Performs the Lilliefors-type goodness-of-fit statistic for the hypothesis of uniformity on the interval \([a, b]\). The implementation reuses the common Lilliefors statistic calculation with the cumulative distribution function values of the reference uniform distribution.

Hypothesis of Uniformity The null hypothesis is that the sample comes from a uniform distribution on the interval \([a, b]\).

Usage

from pysatl_criterion.statistics.goodness_of_fit import (
    LillieforsTestUniformGofStatistic,
)


test_statistic = LillieforsTestUniformGofStatistic(a=0, b=1)
statistic_result = test_statistic.execute_statistic([0.12, 0.25, 0.41, 0.53, 0.77, 0.91])
print(statistic_result)

Arguments

a - left boundary of the uniform distribution. Default value is 0.
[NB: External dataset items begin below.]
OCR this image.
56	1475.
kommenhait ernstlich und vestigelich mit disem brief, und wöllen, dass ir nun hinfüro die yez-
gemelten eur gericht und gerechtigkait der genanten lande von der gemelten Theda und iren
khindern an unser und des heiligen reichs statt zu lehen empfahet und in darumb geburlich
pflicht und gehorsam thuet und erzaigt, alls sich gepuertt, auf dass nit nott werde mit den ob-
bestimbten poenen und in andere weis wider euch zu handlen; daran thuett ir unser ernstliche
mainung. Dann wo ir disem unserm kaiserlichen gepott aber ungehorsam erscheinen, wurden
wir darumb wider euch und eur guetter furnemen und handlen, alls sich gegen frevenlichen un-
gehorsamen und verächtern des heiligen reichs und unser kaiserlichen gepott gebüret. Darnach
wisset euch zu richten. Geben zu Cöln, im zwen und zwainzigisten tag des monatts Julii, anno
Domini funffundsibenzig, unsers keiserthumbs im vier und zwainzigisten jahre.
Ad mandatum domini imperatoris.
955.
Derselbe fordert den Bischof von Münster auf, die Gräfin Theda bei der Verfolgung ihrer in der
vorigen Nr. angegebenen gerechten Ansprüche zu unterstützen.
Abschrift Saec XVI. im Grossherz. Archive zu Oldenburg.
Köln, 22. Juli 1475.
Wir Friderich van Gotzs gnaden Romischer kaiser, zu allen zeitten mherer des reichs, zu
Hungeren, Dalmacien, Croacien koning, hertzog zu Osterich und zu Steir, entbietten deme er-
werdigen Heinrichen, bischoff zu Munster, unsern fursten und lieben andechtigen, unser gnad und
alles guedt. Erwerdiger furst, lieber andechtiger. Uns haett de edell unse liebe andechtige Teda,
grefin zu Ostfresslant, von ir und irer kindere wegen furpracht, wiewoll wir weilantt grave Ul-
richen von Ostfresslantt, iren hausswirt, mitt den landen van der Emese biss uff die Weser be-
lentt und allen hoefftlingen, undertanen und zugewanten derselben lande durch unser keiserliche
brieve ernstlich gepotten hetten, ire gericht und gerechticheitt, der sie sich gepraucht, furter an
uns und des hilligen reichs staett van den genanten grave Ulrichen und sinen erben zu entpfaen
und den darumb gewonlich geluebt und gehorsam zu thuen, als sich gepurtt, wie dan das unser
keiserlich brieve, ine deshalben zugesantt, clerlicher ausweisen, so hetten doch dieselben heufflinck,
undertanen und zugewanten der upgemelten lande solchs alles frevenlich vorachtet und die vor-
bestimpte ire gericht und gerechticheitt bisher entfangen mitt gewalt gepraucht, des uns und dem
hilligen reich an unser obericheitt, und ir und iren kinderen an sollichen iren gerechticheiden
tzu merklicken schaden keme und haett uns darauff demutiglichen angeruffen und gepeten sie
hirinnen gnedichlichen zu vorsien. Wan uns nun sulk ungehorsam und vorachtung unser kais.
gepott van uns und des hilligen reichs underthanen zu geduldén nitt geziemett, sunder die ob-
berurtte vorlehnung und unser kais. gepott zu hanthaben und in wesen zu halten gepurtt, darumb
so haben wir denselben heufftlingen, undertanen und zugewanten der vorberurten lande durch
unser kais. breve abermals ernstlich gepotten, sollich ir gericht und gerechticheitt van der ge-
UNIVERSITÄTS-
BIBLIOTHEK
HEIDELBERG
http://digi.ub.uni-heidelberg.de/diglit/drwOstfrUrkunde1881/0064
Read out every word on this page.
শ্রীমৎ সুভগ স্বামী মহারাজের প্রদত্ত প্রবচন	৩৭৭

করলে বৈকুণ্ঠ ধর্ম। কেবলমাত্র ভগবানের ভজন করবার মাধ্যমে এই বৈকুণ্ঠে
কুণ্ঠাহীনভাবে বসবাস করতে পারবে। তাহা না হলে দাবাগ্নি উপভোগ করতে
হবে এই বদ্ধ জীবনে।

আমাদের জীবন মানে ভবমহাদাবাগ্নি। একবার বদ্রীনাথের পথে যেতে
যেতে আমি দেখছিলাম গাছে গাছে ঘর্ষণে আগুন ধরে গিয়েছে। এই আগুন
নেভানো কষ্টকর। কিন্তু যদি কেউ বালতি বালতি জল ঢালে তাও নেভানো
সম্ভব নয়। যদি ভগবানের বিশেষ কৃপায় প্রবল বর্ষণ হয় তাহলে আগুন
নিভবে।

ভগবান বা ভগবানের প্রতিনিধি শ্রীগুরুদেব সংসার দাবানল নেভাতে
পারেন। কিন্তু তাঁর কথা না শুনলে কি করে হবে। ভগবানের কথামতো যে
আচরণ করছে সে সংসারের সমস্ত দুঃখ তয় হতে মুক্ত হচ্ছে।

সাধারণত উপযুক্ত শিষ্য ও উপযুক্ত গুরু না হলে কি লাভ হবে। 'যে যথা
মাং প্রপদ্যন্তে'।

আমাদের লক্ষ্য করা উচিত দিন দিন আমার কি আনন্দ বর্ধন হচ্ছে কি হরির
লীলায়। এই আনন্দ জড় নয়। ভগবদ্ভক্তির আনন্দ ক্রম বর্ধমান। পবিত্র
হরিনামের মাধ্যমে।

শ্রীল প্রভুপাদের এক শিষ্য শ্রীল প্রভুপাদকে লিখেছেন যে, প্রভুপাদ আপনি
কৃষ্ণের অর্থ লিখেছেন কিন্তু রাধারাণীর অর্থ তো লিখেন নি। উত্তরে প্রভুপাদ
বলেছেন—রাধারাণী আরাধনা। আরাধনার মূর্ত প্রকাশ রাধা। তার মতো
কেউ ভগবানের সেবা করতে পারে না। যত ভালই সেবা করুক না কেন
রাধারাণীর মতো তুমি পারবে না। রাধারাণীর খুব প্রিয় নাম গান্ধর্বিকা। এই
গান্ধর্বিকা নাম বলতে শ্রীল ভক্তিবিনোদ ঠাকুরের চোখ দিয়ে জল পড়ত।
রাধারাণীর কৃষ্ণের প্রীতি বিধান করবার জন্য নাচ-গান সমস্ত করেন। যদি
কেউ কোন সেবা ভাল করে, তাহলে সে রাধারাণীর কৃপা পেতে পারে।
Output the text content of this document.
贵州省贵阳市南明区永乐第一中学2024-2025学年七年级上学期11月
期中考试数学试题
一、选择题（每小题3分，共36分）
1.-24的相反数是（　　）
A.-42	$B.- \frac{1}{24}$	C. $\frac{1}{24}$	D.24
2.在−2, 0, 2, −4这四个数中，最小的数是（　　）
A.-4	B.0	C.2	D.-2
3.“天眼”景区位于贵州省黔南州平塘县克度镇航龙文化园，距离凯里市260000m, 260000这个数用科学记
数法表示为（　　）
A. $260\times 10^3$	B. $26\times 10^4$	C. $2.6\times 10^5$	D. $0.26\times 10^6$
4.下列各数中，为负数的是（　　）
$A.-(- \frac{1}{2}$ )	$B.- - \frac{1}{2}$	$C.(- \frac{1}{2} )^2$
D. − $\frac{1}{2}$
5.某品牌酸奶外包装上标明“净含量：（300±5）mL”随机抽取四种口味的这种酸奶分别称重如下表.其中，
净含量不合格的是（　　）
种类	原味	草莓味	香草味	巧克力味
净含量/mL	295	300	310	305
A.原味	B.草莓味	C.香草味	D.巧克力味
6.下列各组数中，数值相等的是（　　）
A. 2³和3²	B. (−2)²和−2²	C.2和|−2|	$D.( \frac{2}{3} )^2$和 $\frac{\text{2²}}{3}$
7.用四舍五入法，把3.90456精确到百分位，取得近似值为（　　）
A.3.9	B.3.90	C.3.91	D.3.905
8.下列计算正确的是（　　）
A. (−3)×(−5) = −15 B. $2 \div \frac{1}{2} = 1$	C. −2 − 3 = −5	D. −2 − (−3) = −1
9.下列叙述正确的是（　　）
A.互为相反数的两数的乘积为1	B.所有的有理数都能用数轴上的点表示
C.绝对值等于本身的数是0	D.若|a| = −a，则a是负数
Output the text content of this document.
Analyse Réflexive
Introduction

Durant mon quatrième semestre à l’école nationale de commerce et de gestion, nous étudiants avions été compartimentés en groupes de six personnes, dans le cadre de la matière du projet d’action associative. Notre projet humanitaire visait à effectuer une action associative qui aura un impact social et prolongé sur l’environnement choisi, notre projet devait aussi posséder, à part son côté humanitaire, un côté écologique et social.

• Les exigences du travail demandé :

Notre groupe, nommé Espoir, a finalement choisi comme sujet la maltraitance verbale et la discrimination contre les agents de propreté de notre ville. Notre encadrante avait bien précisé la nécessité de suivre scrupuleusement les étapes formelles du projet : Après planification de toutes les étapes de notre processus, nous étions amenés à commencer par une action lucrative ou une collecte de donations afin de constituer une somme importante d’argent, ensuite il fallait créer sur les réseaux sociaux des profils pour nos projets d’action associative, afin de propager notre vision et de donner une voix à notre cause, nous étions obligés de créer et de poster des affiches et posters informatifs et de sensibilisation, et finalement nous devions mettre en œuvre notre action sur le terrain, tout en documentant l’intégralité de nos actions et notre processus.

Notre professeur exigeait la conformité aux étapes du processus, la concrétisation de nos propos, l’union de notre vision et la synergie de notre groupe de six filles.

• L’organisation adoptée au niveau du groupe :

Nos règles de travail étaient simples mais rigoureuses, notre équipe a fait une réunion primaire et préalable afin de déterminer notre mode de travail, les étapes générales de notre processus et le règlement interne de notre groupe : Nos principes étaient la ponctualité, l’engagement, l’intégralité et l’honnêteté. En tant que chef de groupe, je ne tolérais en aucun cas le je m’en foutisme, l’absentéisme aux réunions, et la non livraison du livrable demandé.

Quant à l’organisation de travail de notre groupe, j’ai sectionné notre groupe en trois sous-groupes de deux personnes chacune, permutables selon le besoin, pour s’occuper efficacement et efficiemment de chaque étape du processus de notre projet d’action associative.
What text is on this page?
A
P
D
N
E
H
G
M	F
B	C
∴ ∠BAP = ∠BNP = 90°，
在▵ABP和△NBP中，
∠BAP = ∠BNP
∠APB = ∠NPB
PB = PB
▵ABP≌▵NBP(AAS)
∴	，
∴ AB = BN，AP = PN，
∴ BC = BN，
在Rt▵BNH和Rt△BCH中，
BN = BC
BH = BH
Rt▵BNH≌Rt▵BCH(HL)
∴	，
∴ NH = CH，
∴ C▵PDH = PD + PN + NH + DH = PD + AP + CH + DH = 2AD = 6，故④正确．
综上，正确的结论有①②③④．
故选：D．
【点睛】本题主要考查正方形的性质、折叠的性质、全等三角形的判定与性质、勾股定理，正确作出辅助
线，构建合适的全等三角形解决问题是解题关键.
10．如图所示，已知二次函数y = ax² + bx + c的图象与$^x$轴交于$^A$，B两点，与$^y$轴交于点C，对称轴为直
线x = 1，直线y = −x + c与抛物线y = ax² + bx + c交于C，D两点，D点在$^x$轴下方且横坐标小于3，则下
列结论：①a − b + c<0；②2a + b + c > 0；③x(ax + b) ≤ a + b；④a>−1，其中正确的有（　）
b - right boundary of the uniform distribution. Default value is 1.

rvs - array-like sample data passed to execute_statistic.

Details

The sample is sorted and transformed with

\[ F_0(x) = \frac{x - a}{b - a}. \]

The transformed values are passed to the common Lilliefors statistic implementation.

Author(s)

Aleksandr Podmarev, Alexey Mironov

References

Lilliefors, H.W. (1967): On the Kolmogorov-Smirnov test for normality with mean and variance unknown. - Journal of the American Statistical Association, vol. 62, pp. 399-402.

Examples

from pysatl_criterion.statistics.goodness_of_fit import (
    LillieforsTestUniformGofStatistic,
)


test_statistic = LillieforsTestUniformGofStatistic(a=0, b=1)
statistic_result = test_statistic.execute_statistic([0.12, 0.25, 0.41, 0.53, 0.77, 0.91])
print(statistic_result)